Dibandingkan tahun sebelumnya, jumlah pemohon cuti haji tahun ini sedikit lebih rendah. Pada 2025, terdapat sekitar 27 ASN yang mengajukan izin serupa. Namun, Denik memperkirakan adanya peningkatan permohonan di masa mendatang, mengingat tren sebelumnya menunjukkan peningkatan jumlah peserta saat mendekati waktu keberangkatan.
Kelompok ASN yang mengajukan cuti memiliki durasi liburan antara 40 hingga 50 hari, sesuai dengan jadwal keberangkatan masing-masing kloter. BKPSDM mengimbau para ASN yang belum mengajukan cuti untuk segera memproses permohonan mereka, paling lambat dua minggu sebelum pelaksanaan cuti. Tujuan utama adalah memastikan pengganti dapat disiapkan secara efektif, sehingga layanan publik tetap berjalan lancar.
Proses pengajuan cuti haji melibatkan beberapa tahapan administratif, termasuk pemberkasan surat keterangan dari instansi masing-masing.

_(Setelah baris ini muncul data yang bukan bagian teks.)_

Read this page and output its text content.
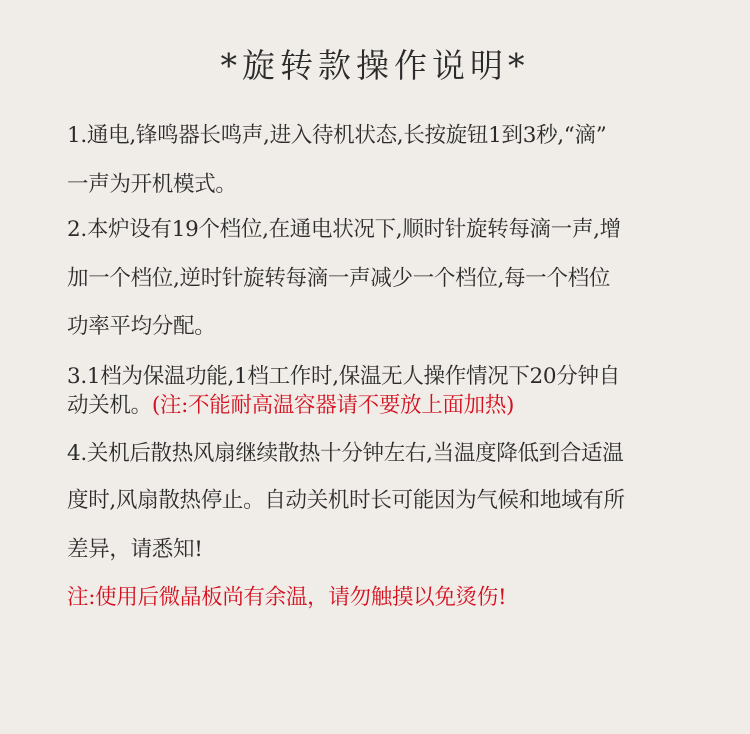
*旋转款操作说明*
1.通电,锋鸣器长鸣声,进入待机状态,长按旋钮1到3秒,“滴”
一声为开机模式。
2.本炉设有19个档位,在通电状况下,顺时针旋转每滴一声,增
加一个档位,逆时针旋转每滴一声减少一个档位,每一个档位
功率平均分配。
3.1档为保温功能,1档工作时,保温无人操作情况下20分钟自
动关机。(注:不能耐高温容器请不要放上面加热)
4.关机后散热风扇继续散热十分钟左右,当温度降低到合适温
度时,风扇散热停止。自动关机时长可能因为气候和地域有所
差异，请悉知!
注:使用后微晶板尚有余温，请勿触摸以免烫伤!
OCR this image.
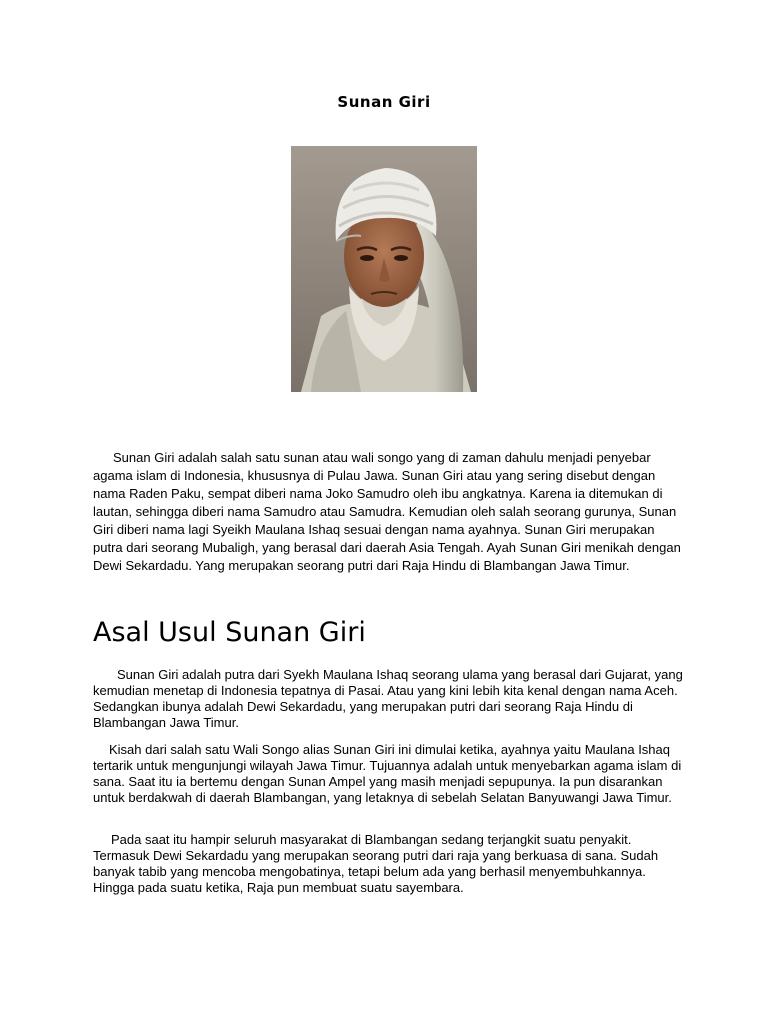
Sunan Giri

Sunan Giri adalah salah satu sunan atau wali songo yang di zaman dahulu menjadi penyebar agama islam di Indonesia, khususnya di Pulau Jawa. Sunan Giri atau yang sering disebut dengan nama Raden Paku, sempat diberi nama Joko Samudro oleh ibu angkatnya. Karena ia ditemukan di lautan, sehingga diberi nama Samudro atau Samudra. Kemudian oleh salah seorang gurunya, Sunan Giri diberi nama lagi Syeikh Maulana Ishaq sesuai dengan nama ayahnya. Sunan Giri merupakan putra dari seorang Mubaligh, yang berasal dari daerah Asia Tengah. Ayah Sunan Giri menikah dengan Dewi Sekardadu. Yang merupakan seorang putri dari Raja Hindu di Blambangan Jawa Timur.

Asal Usul Sunan Giri

Sunan Giri adalah putra dari Syekh Maulana Ishaq seorang ulama yang berasal dari Gujarat, yang kemudian menetap di Indonesia tepatnya di Pasai. Atau yang kini lebih kita kenal dengan nama Aceh. Sedangkan ibunya adalah Dewi Sekardadu, yang merupakan putri dari seorang Raja Hindu di Blambangan Jawa Timur.

Kisah dari salah satu Wali Songo alias Sunan Giri ini dimulai ketika, ayahnya yaitu Maulana Ishaq tertarik untuk mengunjungi wilayah Jawa Timur. Tujuannya adalah untuk menyebarkan agama islam di sana. Saat itu ia bertemu dengan Sunan Ampel yang masih menjadi sepupunya. Ia pun disarankan untuk berdakwah di daerah Blambangan, yang letaknya di sebelah Selatan Banyuwangi Jawa Timur.

Pada saat itu hampir seluruh masyarakat di Blambangan sedang terjangkit suatu penyakit. Termasuk Dewi Sekardadu yang merupakan seorang putri dari raja yang berkuasa di sana. Sudah banyak tabib yang mencoba mengobatinya, tetapi belum ada yang berhasil menyembuhkannya. Hingga pada suatu ketika, Raja pun membuat suatu sayembara.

Selain itu, ASN harus melalui aplikasi kepegawaian resmi yang telah ditentukan. Denik menambahkan bahwa keberadaan 117 petugas haji yang dikukuhkan juga memengaruhi pengaturan tugas, terutama dalam 19 kloter yang mendampingi 7.819 jemaah haji.
Perubahan jumlah pemohon cuti haji menjadi perhatian khusus, terutama karena peran vital guru dalam menjaga kualitas pendidikan di daerah. Meski jumlah tahun ini sedikit berkurang, BKPSDM tetap siap mengantisipasi lonjakan permohonan dengan koordinasi intensif antarinstansi.